As host-based ad blockers have become more popular, tracking companies have developed a bypass technique known as CNAME cloaking. In standard configurations, an ad blocker stops a request to a known tracker like tracker.com. To bypass this, the website operator configures a DNS CNAME (Canonical Name) record on their own domain, creating a subdomain like metrics.firstparty.com that points directly to the tracker's server.

Because the request goes to a subdomain of the site you are visiting, the browser treats it as a first-party request, allowing it to bypass third-party cookie restrictions and traditional blocklists. Under the hood, AdShield Pro performs deep DNS-level resolving and analysis. By checking the underlying canonical destination of all subdomains, AdShield Pro exposes and blocks CNAME-cloaked tracking endpoints.

6. URL Tracking Parameters

URL tracking parameters are appended to the end of links when you click them on social media, search engines, or emails.
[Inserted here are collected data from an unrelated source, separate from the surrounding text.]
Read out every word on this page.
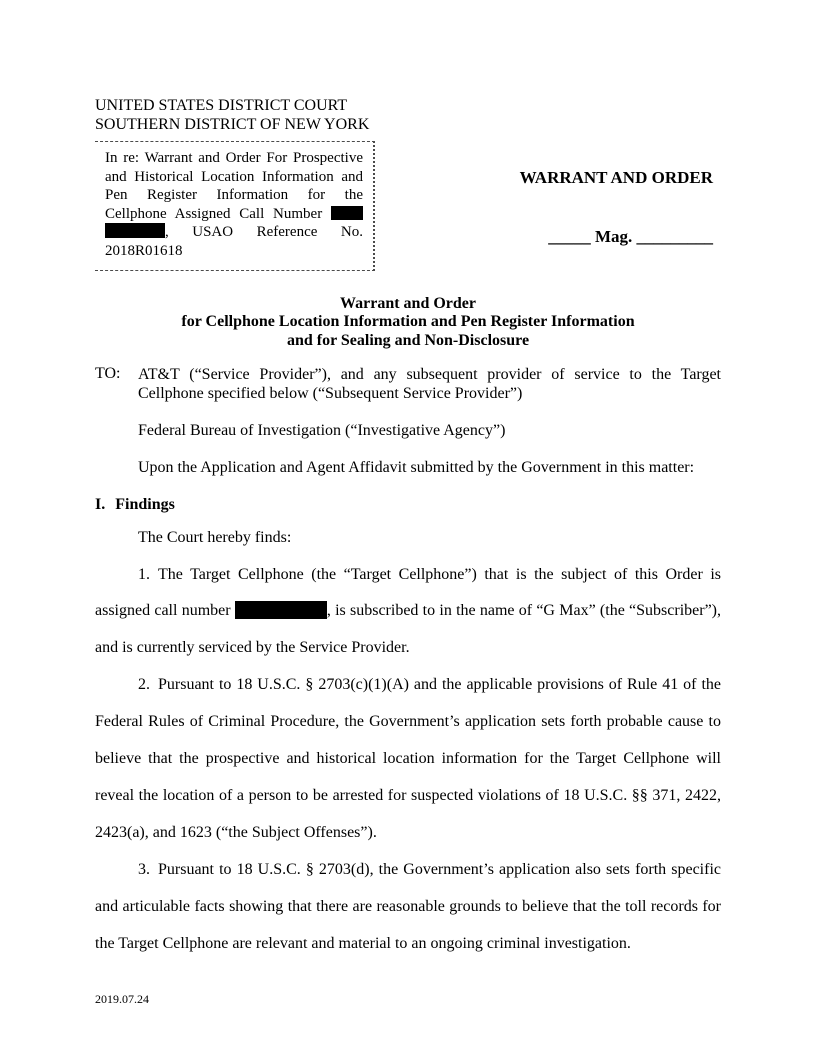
UNITED STATES DISTRICT COURT
SOUTHERN DISTRICT OF NEW YORK
In re: Warrant and Order For Prospective
and Historical Location Information and
Pen Register Information for the
Cellphone Assigned Call Number
, USAO Reference No.
2018R01618
WARRANT AND ORDER
_____ Mag. _________
Warrant and Order
for Cellphone Location Information and Pen Register Information
and for Sealing and Non-Disclosure
TO: AT&T (“Service Provider”), and any subsequent provider of service to the Target Cellphone specified below (“Subsequent Service Provider”)

Federal Bureau of Investigation (“Investigative Agency”)

Upon the Application and Agent Affidavit submitted by the Government in this matter:

I. Findings

The Court hereby finds:

1. The Target Cellphone (the “Target Cellphone”) that is the subject of this Order is assigned call number	, is subscribed to in the name of “G Max” (the “Subscriber”), and is currently serviced by the Service Provider.

2. Pursuant to 18 U.S.C. § 2703(c)(1)(A) and the applicable provisions of Rule 41 of the Federal Rules of Criminal Procedure, the Government’s application sets forth probable cause to believe that the prospective and historical location information for the Target Cellphone will reveal the location of a person to be arrested for suspected violations of 18 U.S.C. §§ 371, 2422, 2423(a), and 1623 (“the Subject Offenses”).

3. Pursuant to 18 U.S.C. § 2703(d), the Government’s application also sets forth specific and articulable facts showing that there are reasonable grounds to believe that the toll records for the Target Cellphone are relevant and material to an ongoing criminal investigation.

2019.07.24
Common examples include ?fbclid= (Facebook Click Identifier), ?gclid= (Google Click Identifier), and ?utm_source= (Urchin Tracking Module).

When you land on a target site, that site's tracking scripts extract the unique identifier from the URL using window.location.search and save it to first-party storage. This links your click history on the originating platform to your subsequent behavior on the destination website. AdShield Pro mitigates this by automatically intercepting page requests and scrubbing these known tracking parameters from the URL before scripts can read them.

7. Browser Storage Supercookies

Supercookies are not standard HTTP cookies; they are persistent tracking identifiers stored in alternative browser storage APIs. Trackers store these identifiers in localStorage, sessionStorage, IndexedDB, and the browser's Cache storage. Some advanced scripts even exploit HTTP ETag headers or HSTS (HTTP Strict Transport Security) flags to store unique IDs.

Because standard cookie-clearing tools often ignore these alternative storage mechanisms, supercookies survive normal cookie deletion. When you return to a site, the tracking script retrieves the ID from localStorage, recreates the deleted cookie, and continues tracking you as if nothing happened. The only reliable way to stop supercookies is to block the tracking scripts before they can read from or write to these browser APIs. AdShield Pro stops these scripts at the gateway, rendering supercookies useless.